Acadie: le milieu de la BD salue l’oeuvre d’Albert Uderzo

Le décès de l’un des pères d’Astérix, Albert Uderzo, attriste des bédéistes en Acadie qui se joignent au milieu de la bande dessinée pour saluer l’oeuvre du dessinateur français considéré comme un monument dans son domaine. Selon les créateurs, c’est un peu comme si l’une de leurs étoiles venait de s’éteindre.

Qui ne connaît pas la fameuse potion magique des irréductibles Gaulois ou encore le petit chien Idéfix et les menhirs d’Obélix. Ces personnages colorés qui résistent contre vents et marées à l’Empire romain sont bien ancrés dans la culture populaire et le patrimoine littéraire depuis près de 60 ans.

Avec des albums vendus à plus de 380 millions d’exemplaires, disponibles dans plus d’une centaine de langues, Astérix est considéré comme la plus grande série de bandes dessinées du monde francophone avec Tintin. L’influence du dessinateur français trouve écho jusqu’en Acadie.

Albert Uderzo est décédé mardi à l’âge de 92 ans d’une crise cardiaque, rapporte le journal Le Monde.
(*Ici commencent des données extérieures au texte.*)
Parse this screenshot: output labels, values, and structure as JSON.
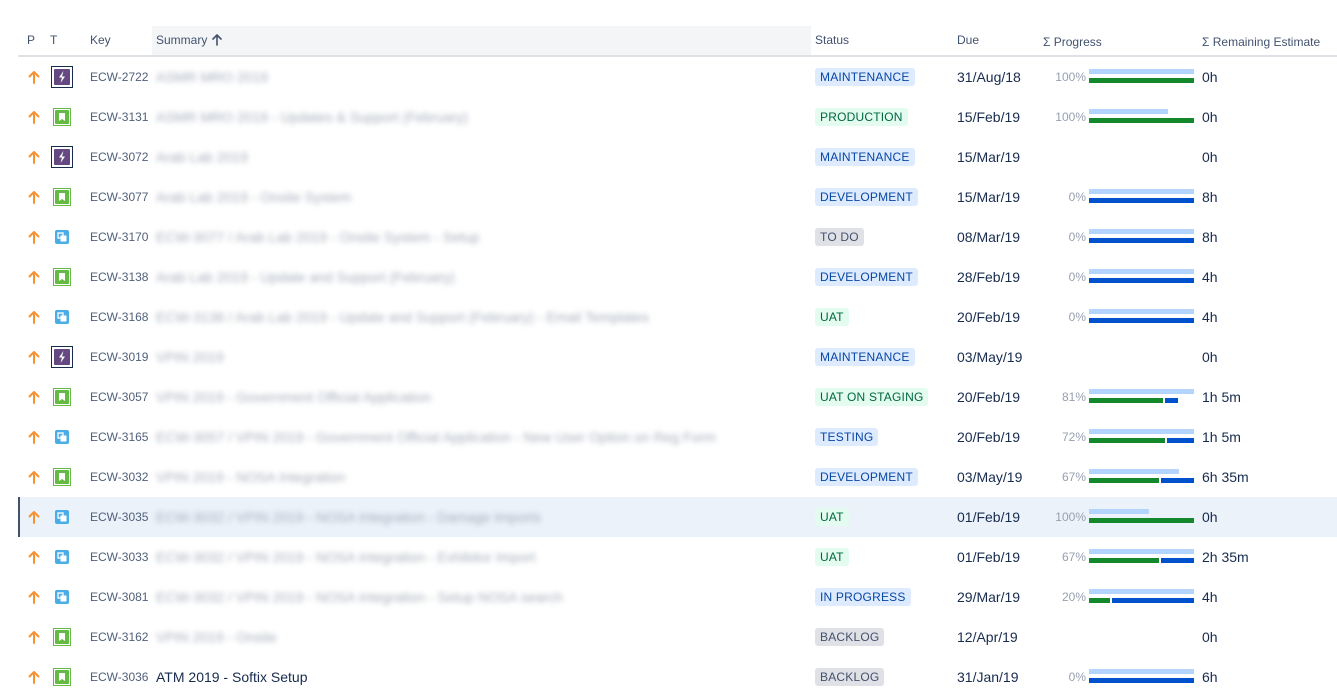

«Je trouve que c’est triste. J’aime beaucoup la bande dessinée et quand quelqu’un de cette grandeur-là meurt, c’est comme si la reine d’Angleterre était morte dans le monde de la bande dessinée», a exprimé le bédéiste Roland Daigle de Petite-Aldouane près de Richibucto.

Même si l’auteur de la bande dessinée Alerte à Richibuto se considère davantage comme un disciple d’Hergé (créateur de Tintin), il reconnaît l’immense influence d’Albert Uderzo. Le bédéiste acadien qui a étudié la bande dessinée en Belgique explique qu’il y a deux grandes écoles de BD; celle de Bruxelles associée au style de Tintin et celle de Charleroi influencée par le style d’Astérix.

«Tintin c’est la ligne claire et plus technique tandis qu’Astérix c’est comme le pinceau et c’est moins un trait uniforme et c’est plus expressif. On pourrait dire que ce sont les deux sources de dessin de la BD. Les deux grands styles et de là, il y a beaucoup de choses qui ont évolué. Ç’a tellement influencé de dessinateurs», a commenté Roland Daigle.

À son avis, la série Astérix figure parmi les premières bandes dessinées à se distinguer des comics américains et à s’adresser à un plus large public. Avec Astérix, on est souvent dans l’ironie, les histoires à double sens et les jeux de mots. Bien que les histoires se situent à l’époque des Romains avant J.-C, elles mettent souvent en lumière des enjeux humains et sociaux actuels.

Pour la jeune bédéiste Camille Perron-Cormier, Astérix est un incontournable. Celle qui a fait des études en bande dessinée en Outaouais au Québec salue le travail d’Albert Uderzo qui a réussi à créer un univers original dans un mélange d’humour et d’aventures. C’est aussi une bande dessinée qui s’adresse autant à la jeunesse qu’aux lecteurs plus âgés.

«Je pense que ce qui me frappe c’est l’humour et beaucoup les dessins, les gestes et les expressions. À l’âge que j’ai commencé à regarder Astérix, j’aimais plus regarder les dessins et ça marchait quand même. C’est le fun pour les adultes autant que pour les enfants. Ça nous fait découvrir aussi un peu la France, l’Europe et l’histoire ancienne.»

La dessinatrice de Moncton qui a un projet d’illustration avec les Éditions Bouton d’or Acadie et une bande dessinée en création rappelle que cette série a transcendé ses créateurs puisqu’elle a été reprise par d’autres auteurs.

Depuis la retraite d’Albert Uderzo en 2011, des auteurs et dessinateurs ont pris la relève afin de créer de nouveaux albums d’Astérix.

«Je pense que c’est une série qui va rester longtemps dans nos bibliothèques», a ajouté Camille Perron-Cormier.

Albert Uderzo a créé cette bande dessinée avec l’auteur René Goscinny. Ce dernier est décédé en 1977 et Uderzo a choisi de poursuivre seul les aventures d’Astérix. Le premier album Astérix Le Gaulois a été publié en 1961. Un total de 38 albums a été publié à ce jour. Des films, des dessins animés et divers produits dérivés ont été créés à partir de cette série.